Görüleceği üzere sahipsiz hayvanlardan kaynaklı oluşan zararlar açısından belediyenin üzerine düşen özen ve dikkat yükümlülüğünü yerine getirmemesi nedeniyle sorumluluğu bulunmaktadır. Bu bağlamda 5199 sayılı Hayvanları Koruma Kanunu’nda ve bu kanuna bağlı olarak çıkartılan 26166 sayılı Resmi Gazetede yayımlanan Hayvanların Korunmasına Dair Uygulama Yönetmeliği’nde, sahipsiz hayvanların bakımı ve gözetiminden yerel yönetimler olan belediyeler sorumlu tutulmuştur. Ayrıca ilgili mevzuatlarda bu durum;

Türkiye Cumhuriyeti Anayasasının 125. Maddesine göre ;

“İdare, kendi eylem ve işlemlerinden doğan zararı ödemekle yükümlüdür.”

5216 sayılı Büyükşehir Belediyesi Kanunu’nun 7. Maddesinin 1. Fıkrasının m bendine göre;

“Büyükşehir Belediyesi; hayvan barınaklarını yapmak, yaptırmak, işletmek veya işlettirmekle görevli ve yetkilidir.”
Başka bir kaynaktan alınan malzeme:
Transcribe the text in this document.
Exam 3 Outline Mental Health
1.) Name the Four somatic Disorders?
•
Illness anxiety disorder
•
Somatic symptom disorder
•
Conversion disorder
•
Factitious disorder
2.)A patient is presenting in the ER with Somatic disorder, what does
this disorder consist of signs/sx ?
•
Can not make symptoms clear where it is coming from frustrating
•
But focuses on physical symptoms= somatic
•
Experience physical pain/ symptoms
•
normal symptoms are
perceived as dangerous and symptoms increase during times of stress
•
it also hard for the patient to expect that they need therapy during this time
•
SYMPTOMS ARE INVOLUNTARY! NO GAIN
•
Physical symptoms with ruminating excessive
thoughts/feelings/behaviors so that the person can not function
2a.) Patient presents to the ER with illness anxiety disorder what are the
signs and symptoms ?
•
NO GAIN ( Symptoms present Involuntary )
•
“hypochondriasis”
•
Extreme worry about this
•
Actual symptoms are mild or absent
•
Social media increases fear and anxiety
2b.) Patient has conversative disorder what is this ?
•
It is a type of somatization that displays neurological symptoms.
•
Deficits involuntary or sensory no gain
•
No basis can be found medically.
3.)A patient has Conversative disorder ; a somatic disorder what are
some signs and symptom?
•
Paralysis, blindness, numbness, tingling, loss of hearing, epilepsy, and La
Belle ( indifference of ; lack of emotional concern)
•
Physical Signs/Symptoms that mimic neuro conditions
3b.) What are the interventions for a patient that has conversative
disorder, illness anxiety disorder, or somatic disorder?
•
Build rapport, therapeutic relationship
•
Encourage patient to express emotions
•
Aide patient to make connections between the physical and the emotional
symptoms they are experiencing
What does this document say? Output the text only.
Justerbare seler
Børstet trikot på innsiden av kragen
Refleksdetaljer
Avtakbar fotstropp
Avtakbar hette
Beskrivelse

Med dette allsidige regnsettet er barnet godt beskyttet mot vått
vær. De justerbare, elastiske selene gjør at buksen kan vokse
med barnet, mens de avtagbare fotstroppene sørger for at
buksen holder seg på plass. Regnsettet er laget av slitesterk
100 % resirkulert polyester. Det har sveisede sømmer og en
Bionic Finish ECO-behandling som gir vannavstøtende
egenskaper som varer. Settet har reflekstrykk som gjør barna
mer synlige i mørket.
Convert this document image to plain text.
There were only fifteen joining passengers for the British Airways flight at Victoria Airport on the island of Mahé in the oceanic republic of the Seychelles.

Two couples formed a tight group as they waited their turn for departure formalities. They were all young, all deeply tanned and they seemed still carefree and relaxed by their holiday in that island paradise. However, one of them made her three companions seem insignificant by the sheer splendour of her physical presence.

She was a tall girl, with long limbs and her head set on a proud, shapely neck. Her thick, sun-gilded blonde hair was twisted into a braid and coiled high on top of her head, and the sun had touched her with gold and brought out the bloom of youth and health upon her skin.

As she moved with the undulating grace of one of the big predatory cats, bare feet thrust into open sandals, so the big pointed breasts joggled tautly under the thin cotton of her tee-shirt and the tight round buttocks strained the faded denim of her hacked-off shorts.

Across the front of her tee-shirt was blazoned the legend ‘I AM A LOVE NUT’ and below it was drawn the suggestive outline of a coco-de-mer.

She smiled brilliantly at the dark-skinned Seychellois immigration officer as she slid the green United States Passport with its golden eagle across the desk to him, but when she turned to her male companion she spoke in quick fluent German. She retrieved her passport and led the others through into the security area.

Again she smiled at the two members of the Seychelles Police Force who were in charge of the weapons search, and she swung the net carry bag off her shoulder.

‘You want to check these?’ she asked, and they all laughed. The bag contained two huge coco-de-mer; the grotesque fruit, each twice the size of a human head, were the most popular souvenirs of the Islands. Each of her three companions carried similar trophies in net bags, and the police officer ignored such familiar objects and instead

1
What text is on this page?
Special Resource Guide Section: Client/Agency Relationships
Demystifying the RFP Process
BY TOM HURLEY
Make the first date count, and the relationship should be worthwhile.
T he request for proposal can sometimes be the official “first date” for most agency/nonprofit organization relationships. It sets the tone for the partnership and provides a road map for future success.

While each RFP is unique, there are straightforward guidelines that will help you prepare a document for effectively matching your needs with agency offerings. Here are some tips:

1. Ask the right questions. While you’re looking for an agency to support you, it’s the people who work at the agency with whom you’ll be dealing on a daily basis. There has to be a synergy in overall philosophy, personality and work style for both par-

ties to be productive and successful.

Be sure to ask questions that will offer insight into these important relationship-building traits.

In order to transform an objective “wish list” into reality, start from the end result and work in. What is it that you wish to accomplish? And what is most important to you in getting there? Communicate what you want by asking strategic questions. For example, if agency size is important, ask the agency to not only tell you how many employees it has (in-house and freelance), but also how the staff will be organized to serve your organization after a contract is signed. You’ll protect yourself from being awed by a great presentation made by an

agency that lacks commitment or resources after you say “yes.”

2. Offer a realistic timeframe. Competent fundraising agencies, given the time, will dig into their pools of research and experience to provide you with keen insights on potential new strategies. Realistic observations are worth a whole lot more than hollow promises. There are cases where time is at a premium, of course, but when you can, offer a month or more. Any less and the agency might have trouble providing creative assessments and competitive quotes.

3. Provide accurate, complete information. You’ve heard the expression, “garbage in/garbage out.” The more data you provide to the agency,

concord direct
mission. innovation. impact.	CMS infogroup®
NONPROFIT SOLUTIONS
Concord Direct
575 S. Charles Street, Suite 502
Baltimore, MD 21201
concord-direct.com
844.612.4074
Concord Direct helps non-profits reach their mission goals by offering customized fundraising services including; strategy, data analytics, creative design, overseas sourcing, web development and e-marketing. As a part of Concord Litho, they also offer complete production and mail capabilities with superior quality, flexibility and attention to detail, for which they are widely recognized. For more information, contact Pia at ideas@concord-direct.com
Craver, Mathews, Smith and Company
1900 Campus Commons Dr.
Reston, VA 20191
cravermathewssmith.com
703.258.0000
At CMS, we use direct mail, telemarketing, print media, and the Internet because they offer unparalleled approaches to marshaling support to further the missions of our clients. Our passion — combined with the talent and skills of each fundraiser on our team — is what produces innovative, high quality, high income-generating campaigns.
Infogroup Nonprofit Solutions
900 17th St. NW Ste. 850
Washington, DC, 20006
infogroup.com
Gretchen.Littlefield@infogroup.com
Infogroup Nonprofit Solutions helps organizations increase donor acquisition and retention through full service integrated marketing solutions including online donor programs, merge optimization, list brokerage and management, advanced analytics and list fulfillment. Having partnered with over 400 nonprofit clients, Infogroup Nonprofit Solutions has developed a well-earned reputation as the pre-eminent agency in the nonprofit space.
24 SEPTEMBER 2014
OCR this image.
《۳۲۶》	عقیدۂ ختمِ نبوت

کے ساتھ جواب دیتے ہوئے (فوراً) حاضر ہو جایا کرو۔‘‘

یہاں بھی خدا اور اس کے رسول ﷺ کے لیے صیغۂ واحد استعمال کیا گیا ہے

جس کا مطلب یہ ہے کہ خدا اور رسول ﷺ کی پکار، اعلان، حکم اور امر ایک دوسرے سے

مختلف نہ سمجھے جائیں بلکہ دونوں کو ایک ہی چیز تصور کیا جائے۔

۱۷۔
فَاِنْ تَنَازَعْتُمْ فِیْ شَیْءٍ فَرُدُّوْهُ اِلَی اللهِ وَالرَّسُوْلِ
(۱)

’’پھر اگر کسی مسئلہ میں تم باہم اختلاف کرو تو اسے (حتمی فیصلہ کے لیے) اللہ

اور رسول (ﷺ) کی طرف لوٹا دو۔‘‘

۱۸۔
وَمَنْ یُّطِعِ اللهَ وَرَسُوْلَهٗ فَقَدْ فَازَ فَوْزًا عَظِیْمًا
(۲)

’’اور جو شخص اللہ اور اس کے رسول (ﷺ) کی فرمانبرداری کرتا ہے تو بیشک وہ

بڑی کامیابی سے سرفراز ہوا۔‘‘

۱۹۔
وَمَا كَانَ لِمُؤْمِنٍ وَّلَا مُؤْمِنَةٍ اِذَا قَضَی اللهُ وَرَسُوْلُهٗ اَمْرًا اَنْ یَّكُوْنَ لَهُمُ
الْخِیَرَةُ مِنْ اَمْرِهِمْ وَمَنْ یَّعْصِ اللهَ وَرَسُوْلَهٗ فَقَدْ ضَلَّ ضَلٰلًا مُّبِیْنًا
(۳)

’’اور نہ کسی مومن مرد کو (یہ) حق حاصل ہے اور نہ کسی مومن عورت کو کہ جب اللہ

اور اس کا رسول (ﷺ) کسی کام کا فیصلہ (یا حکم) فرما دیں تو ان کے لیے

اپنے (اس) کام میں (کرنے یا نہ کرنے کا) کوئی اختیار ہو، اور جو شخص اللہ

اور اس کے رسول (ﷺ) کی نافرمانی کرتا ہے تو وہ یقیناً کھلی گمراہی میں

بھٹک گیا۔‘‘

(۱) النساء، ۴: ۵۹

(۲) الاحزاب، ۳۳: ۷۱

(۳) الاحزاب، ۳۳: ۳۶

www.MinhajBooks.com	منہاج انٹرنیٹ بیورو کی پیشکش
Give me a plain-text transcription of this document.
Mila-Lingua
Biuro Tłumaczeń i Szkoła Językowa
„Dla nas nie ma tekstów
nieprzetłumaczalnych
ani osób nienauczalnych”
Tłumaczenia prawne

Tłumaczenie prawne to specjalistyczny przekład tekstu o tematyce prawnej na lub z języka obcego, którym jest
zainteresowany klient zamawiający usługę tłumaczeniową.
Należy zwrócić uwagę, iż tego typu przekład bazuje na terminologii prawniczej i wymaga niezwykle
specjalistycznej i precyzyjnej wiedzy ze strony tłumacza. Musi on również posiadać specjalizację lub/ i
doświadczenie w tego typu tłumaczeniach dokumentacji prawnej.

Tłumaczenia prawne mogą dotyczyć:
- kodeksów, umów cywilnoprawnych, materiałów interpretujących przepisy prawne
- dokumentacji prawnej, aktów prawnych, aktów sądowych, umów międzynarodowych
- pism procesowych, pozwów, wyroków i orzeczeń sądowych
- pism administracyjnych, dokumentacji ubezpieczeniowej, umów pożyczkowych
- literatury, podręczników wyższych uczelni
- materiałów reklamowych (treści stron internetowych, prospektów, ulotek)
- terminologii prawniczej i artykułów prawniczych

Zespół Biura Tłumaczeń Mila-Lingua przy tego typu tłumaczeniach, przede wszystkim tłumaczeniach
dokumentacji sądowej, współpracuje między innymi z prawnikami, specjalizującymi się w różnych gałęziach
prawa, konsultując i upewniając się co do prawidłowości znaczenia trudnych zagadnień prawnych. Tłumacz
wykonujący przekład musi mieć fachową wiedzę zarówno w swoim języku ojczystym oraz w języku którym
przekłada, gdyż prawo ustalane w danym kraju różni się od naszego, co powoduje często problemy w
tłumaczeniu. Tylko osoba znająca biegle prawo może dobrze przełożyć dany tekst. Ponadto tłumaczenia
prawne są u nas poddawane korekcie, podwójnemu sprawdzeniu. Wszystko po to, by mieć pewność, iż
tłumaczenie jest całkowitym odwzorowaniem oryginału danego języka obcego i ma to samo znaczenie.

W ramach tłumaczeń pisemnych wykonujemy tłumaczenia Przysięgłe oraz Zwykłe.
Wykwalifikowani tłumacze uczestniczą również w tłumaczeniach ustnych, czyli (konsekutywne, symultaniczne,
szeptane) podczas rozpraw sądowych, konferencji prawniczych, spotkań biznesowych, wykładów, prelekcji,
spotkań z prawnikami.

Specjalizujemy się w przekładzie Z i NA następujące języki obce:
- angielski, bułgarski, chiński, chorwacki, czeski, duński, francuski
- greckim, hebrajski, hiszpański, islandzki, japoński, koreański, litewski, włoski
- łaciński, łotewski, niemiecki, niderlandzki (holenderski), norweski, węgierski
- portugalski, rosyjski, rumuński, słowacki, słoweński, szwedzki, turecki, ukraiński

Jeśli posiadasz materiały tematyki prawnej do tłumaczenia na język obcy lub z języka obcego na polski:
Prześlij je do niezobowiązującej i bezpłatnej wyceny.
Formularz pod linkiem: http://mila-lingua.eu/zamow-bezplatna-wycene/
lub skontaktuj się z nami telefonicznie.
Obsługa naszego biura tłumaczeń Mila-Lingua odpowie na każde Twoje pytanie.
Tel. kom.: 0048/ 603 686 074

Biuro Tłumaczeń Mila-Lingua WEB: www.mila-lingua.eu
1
5199 sayılı Hayvan Hakları Koruma Kanunu’nun 6. Maddesinin 4. Fıkrasına göre;

“Sahipsiz veya güçten düşmüş hayvanların en hızlı şekilde yerel yönetimlerce kurulan veya yerel yönetimlerce izin verilen hayvan bakımevlerine götürülmesi zorunludur. Bu hayvanların öncelikle söz konusu merkezlerde oluşturulacak müşahede yerlerinde tutulması sağlanır. Müşahede yerlerinde kısırlaştırılan, aşılanan ve rehabilite edilen hayvanların kaydedildikten sonra öncelikle alındıkları ortama bırakılmaları esastır.”

12.05.2006 tarih ve 26166 sayılı Resmi Gazetede yayımlanarak yürürlüğe giren Hayvanların Korunmasına Dair Uygulama Yönetmeliğinin 7. Maddesine göre;

“a.)Belediyeler, sahipsiz veya güçten düşmüş hayvanların toplatılması, kısırlaştırılması, aşılanması, gerekli tıbbi bakımlarının yapılması ve işaretlenmesi, alındığı ortama geri bırakılması, sahiplendirilenlerin kayıt altına alınmasıyla ilgili tedbirleri alır.

 ç.) Belediyeler, bölge ve mahallerindeki, özellikle köpekler ve kediler olmak üzere, sahipsiz hayvanların bakımları, aşılarının yapılması, işaretlenmesi ve kayıtlarının tutulmasının sağlanması, kısırlaştırılması, alındığı ortama geri bırakılması ve sahiplendirilmelerinin yapılması için hayvan geçici bakımevlerine gönderilmesi gibi yapılan tüm faaliyetlerde yerel hayvan koruma görevlileri ve gönüllü kuruluşlar ile belediye veteriner hekimlerinin koordinasyonunun sağlanması hususunda tedbirleri alır.”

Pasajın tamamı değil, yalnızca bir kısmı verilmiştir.